También se implementan medidas de soporte como control de la presión arterial, manejo de la glucemia, hidratación, oxigenoterapia y, en algunos casos, anticoagulación o antiagregación posterior.
El ACV hemorrágico, por su parte, ocurre cuando se rompe un vaso sanguíneo dentro del cerebro, lo que provoca un sangrado en el parénquima cerebral. La causa más común es la hipertensión arterial crónica, que debilita las paredes vasculares y favorece la ruptura de pequeñas arterias, especialmente en los ganglios basales, el cerebelo y el tronco encefálico.
En otros casos, la hemorragia puede ser consecuencia de malformaciones arteriovenosas, traumatismos, uso excesivo de anticoagulantes, tumores cerebrales o enfermedades como la angiopatía amiloide cerebral, especialmente en personas mayores.
La sangre extravasada forma un hematoma que comprime el tejido cerebral circundante y eleva la presión intracraneana. Esto puede generar desplazamiento cerebral, herniación, coma y muerte. Si la sangre se filtra hacia los ventrículos, puede aparecer hidrocefalia aguda, lo que empeora el pronóstico.
La hipertensión arterial no controlada favorece la aparición de microaneurismas (aneurismas de Charcot-Bouchard), cuya ruptura causa hemorragias graves. Las drogas simpaticomiméticas como la cocaína también pueden inducir crisis hipertensivas desencadenantes de sangrados cerebrales.
A menudo, el ACV hemorrágico inicia con una cefalea súbita intensa, acompañada de:
Náuseas o vómito.
Pérdida rápida de la consciencia.
Convulsiones.
Déficit motor o sensitivo.
Alteraciones oculares, respiratorias o del habla.
En los adultos mayores, la cefalea puede estar ausente o ser leve, lo que puede retrasar la consulta médica. Las hemorragias pequeñas pueden parecerse a un ACV isquémico, dificultando el diagnóstico sin imágenes.
La tomografía computarizada (TC) es el estudio de elección para detectar sangrados. Se complementa con pruebas de coagulación, hemograma y control de glucosa. Si la TC inicial es negativa, pero se sospecha una hemorragia subaracnoidea, se puede realizar una punción lumbar.
El tratamiento incluye:
Control estricto de la presión arterial (idealmente alrededor de 140/80 mmHg, pero evitando bajadas bruscas).
Reversión inmediata de la anticoagulación si aplica.
Medidas de soporte neurológico.
En algunos casos, drenaje ventricular externo para reducir la presión intracraneal.
Evacuación quirúrgica en hematomas cerebelosos > 3 cm o hematomas lobares que causan desplazamiento.
Los anticomiciales se administran únicamente si el paciente presenta crisis convulsivas.
Tanto en el ACV isquémico como en el hemorrágico, el tiempo es fundamental.

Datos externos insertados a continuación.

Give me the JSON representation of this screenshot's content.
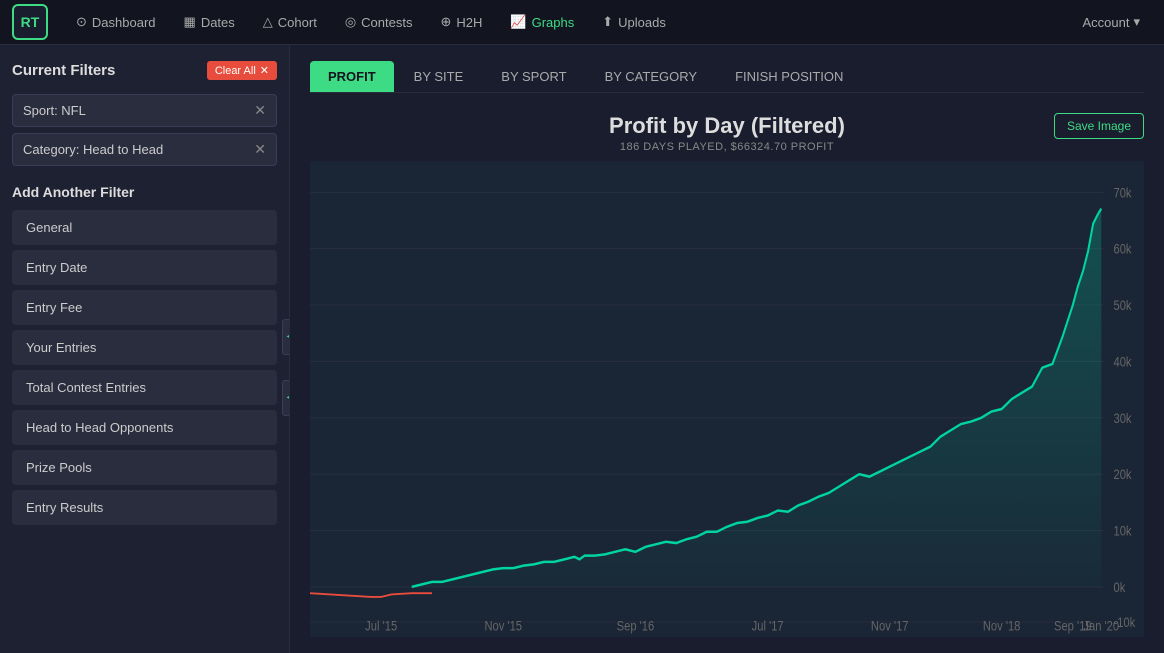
{
  "app": {
    "logo": "RT"
  },
  "navbar": {
    "items": [
      {
        "label": "Dashboard",
        "icon": "⊙",
        "active": false
      },
      {
        "label": "Dates",
        "icon": "📅",
        "active": false
      },
      {
        "label": "Cohort",
        "icon": "△",
        "active": false
      },
      {
        "label": "Contests",
        "icon": "◎",
        "active": false
      },
      {
        "label": "H2H",
        "icon": "⊕",
        "active": false
      },
      {
        "label": "Graphs",
        "icon": "📈",
        "active": true
      },
      {
        "label": "Uploads",
        "icon": "⬆",
        "active": false
      }
    ],
    "account": "Account"
  },
  "sidebar": {
    "title": "Current Filters",
    "clear_all": "Clear All",
    "active_filters": [
      {
        "label": "Sport: NFL"
      },
      {
        "label": "Category: Head to Head"
      }
    ],
    "add_filter_title": "Add Another Filter",
    "filter_buttons": [
      {
        "label": "General"
      },
      {
        "label": "Entry Date"
      },
      {
        "label": "Entry Fee"
      },
      {
        "label": "Your Entries"
      },
      {
        "label": "Total Contest Entries"
      },
      {
        "label": "Head to Head Opponents"
      },
      {
        "label": "Prize Pools"
      },
      {
        "label": "Entry Results"
      }
    ]
  },
  "tabs": [
    {
      "label": "PROFIT",
      "active": true
    },
    {
      "label": "BY SITE",
      "active": false
    },
    {
      "label": "BY SPORT",
      "active": false
    },
    {
      "label": "BY CATEGORY",
      "active": false
    },
    {
      "label": "FINISH POSITION",
      "active": false
    }
  ],
  "chart": {
    "title": "Profit by Day (Filtered)",
    "subtitle": "186 DAYS PLAYED, $66324.70 PROFIT",
    "save_button": "Save Image",
    "y_labels": [
      "70k",
      "60k",
      "50k",
      "40k",
      "30k",
      "20k",
      "10k",
      "0k",
      "-10k"
    ],
    "x_labels": [
      "Jul '15",
      "Nov '15",
      "Sep '16",
      "Jul '17",
      "Nov '17",
      "Nov '18",
      "Sep '19",
      "Jan '20"
    ]
  },
  "colors": {
    "accent": "#3ddc84",
    "active_tab_bg": "#3ddc84",
    "active_tab_text": "#12141f",
    "chart_line": "#00d4a0",
    "chart_negative": "#e74c3c",
    "chart_bg": "#1a2535",
    "grid_line": "#223",
    "clear_btn": "#e74c3c"
  }
}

Cuanto antes se inicie el tratamiento, mayores son las posibilidades de limitar el daño cerebral y preservar funciones vitales como el habla, el movimiento y la consciencia.
Por eso, ante síntomas súbitos como debilidad en un lado del cuerpo, dificultad para hablar, pérdida de equilibrio o cefalea intensa, se debe buscar atención médica inmediata. Reconocer los signos y conocer los factores de riesgo puede hacer la diferencia entre una recuperación favorable y una discapacidad permanente.